Current stock prices are lower than they have been since the Covid-19 market bottom.
The benchmark NSE Nifty 50 and BSE Sensex have decreased by 13.3% and 11.7%, respectively, from their previous peaks.
Morgan Stanley also highlighted that the Union Budget is favorable for growth, attributing this to increased capital expenditure and decreased subsidy spending.
The Reserve Bank of India's decision to cut rates alongside its commitment to liquidity is expected to provide further support. Additionally, a series of tax reforms implemented in India is anticipated to attract foreign direct investments, as noted in their report.
With a decline in crude oil prices and an improvement in geopolitical conditions due to the potential resolution of conflicts, the outlook appears brighter. The report stated, “The dollar has adjusted, and India’s real effective exchange rate has weakened.”

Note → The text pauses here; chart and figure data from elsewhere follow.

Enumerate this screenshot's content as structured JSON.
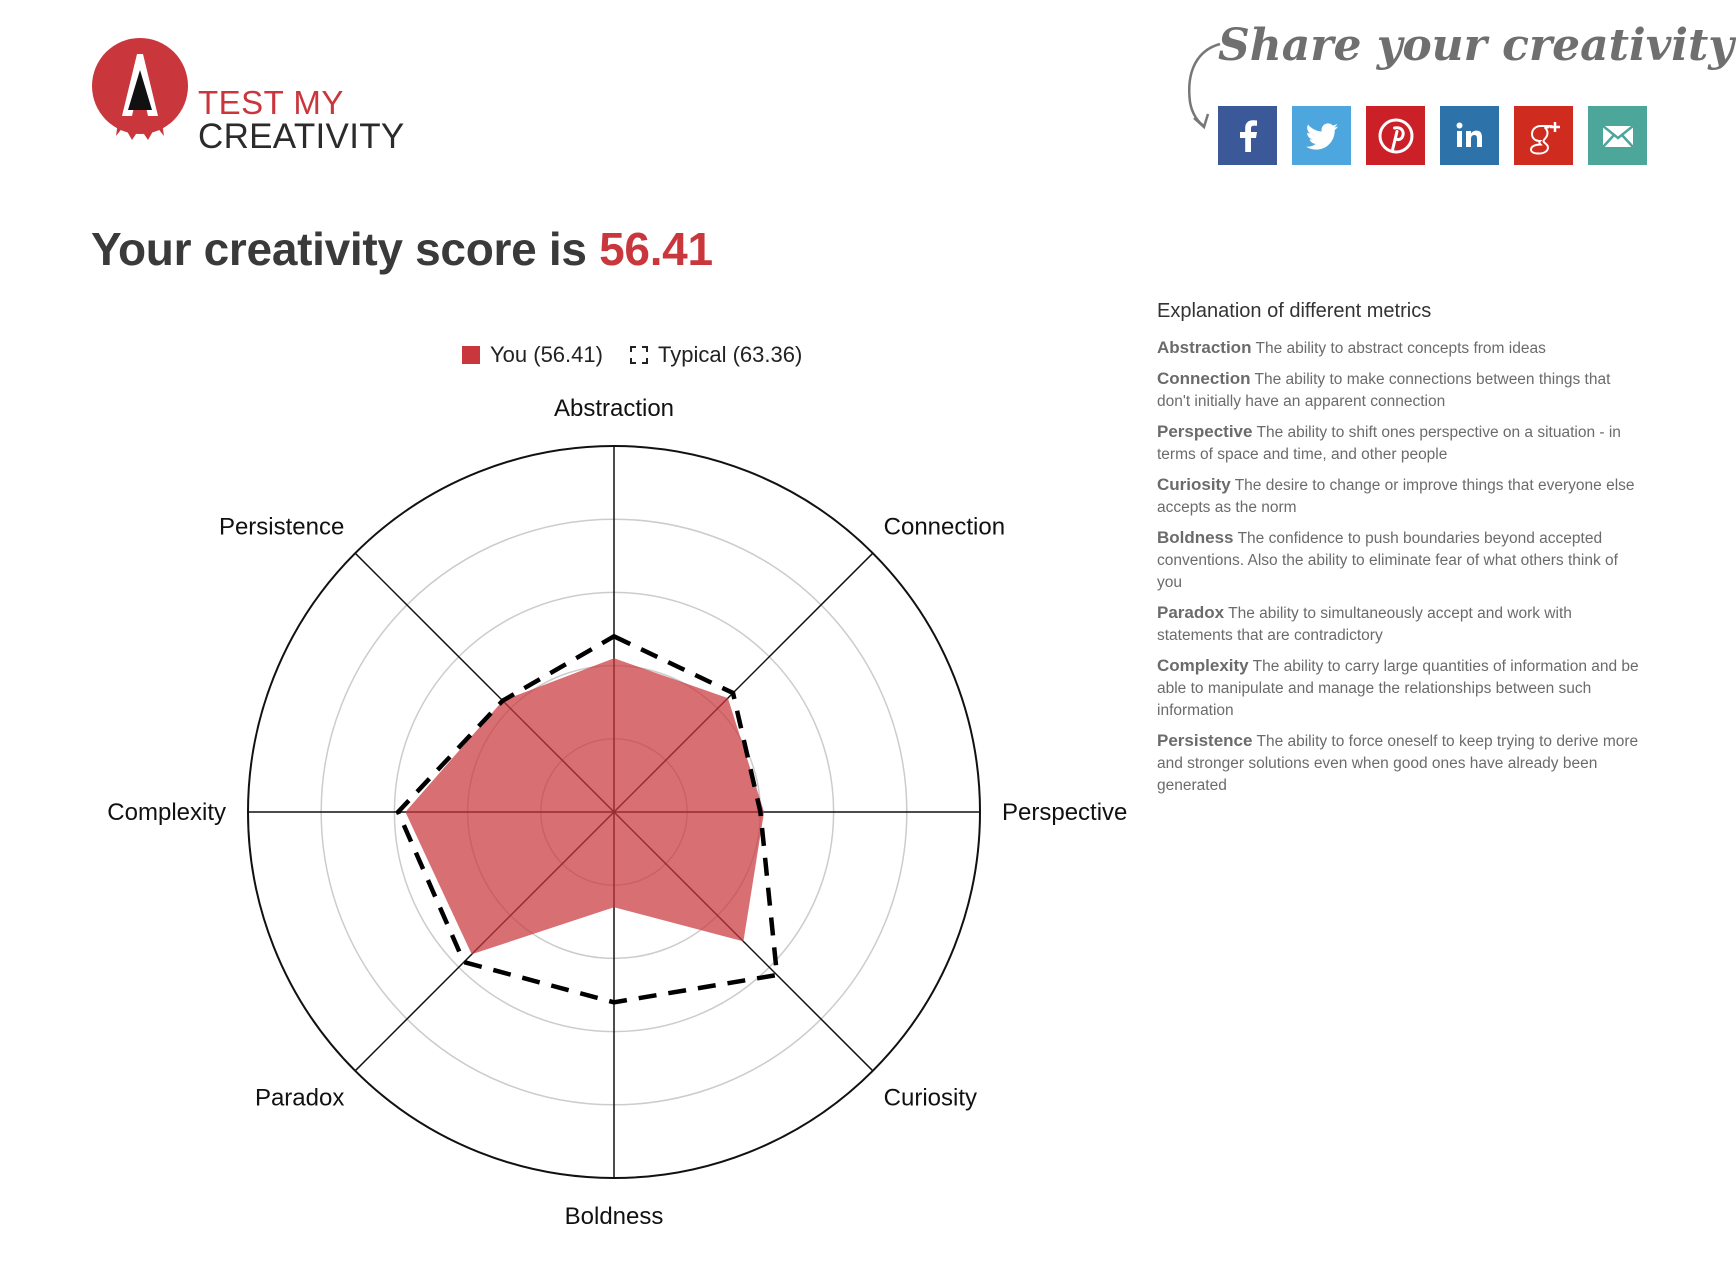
{
  "brand": {
    "logo_line1": "TEST MY",
    "logo_line2": "CREATIVITY",
    "accent_color": "#c9373d"
  },
  "share": {
    "heading": "Share your creativity",
    "buttons": [
      {
        "name": "facebook",
        "icon": "facebook-icon",
        "color": "#3b5998"
      },
      {
        "name": "twitter",
        "icon": "twitter-icon",
        "color": "#4da7de"
      },
      {
        "name": "pinterest",
        "icon": "pinterest-icon",
        "color": "#cb2027"
      },
      {
        "name": "linkedin",
        "icon": "linkedin-icon",
        "color": "#2d72a8"
      },
      {
        "name": "google-plus",
        "icon": "google-plus-icon",
        "color": "#d02b1f"
      },
      {
        "name": "email",
        "icon": "mail-icon",
        "color": "#4da69a"
      }
    ]
  },
  "score": {
    "prefix": "Your creativity score is",
    "value": "56.41"
  },
  "legend": {
    "you": "You (56.41)",
    "typical": "Typical (63.36)"
  },
  "chart_data": {
    "type": "radar",
    "axes": [
      "Abstraction",
      "Connection",
      "Perspective",
      "Curiosity",
      "Boldness",
      "Paradox",
      "Complexity",
      "Persistence"
    ],
    "rmax": 100,
    "rings": [
      20,
      40,
      60,
      80,
      100
    ],
    "series": [
      {
        "name": "You (56.41)",
        "values": [
          42,
          44,
          41,
          50,
          26,
          55,
          57,
          43
        ],
        "color": "#c9373d",
        "style": "filled"
      },
      {
        "name": "Typical (63.36)",
        "values": [
          48,
          46,
          40,
          63,
          52,
          58,
          59,
          43
        ],
        "color": "#000000",
        "style": "dashed"
      }
    ],
    "grid": true,
    "legend_position": "top"
  },
  "explanation": {
    "title": "Explanation of different metrics",
    "metrics": [
      {
        "name": "Abstraction",
        "text": "The ability to abstract concepts from ideas"
      },
      {
        "name": "Connection",
        "text": "The ability to make connections between things that don't initially have an apparent connection"
      },
      {
        "name": "Perspective",
        "text": "The ability to shift ones perspective on a situation - in terms of space and time, and other people"
      },
      {
        "name": "Curiosity",
        "text": "The desire to change or improve things that everyone else accepts as the norm"
      },
      {
        "name": "Boldness",
        "text": "The confidence to push boundaries beyond accepted conventions. Also the ability to eliminate fear of what others think of you"
      },
      {
        "name": "Paradox",
        "text": "The ability to simultaneously accept and work with statements that are contradictory"
      },
      {
        "name": "Complexity",
        "text": "The ability to carry large quantities of information and be able to manipulate and manage the relationships between such information"
      },
      {
        "name": "Persistence",
        "text": "The ability to force oneself to keep trying to derive more and stronger solutions even when good ones have already been generated"
      }
    ]
  }
}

Morgan Stanley anticipates that India will likely resume its outperformance compared to other emerging markets in the upcoming months, provided that global factors do not take a negative turn.
Key fundamentals, such as strong macroeconomic stability, improving trade conditions, mid- to high-teen earnings growth projected annually over the next three to five years, and a dependable source of domestic risk capital, are crucial for potential growth.
In a previous report, the global brokerage noted that while the direct consequences of reciprocal tariff increases by the US are expected to be manageable, the indirect effects on business confidence could be more concerning.
Nonetheless, it is believed that domestic policies will continue to support growth, and further measures will be implemented should downside risks arise.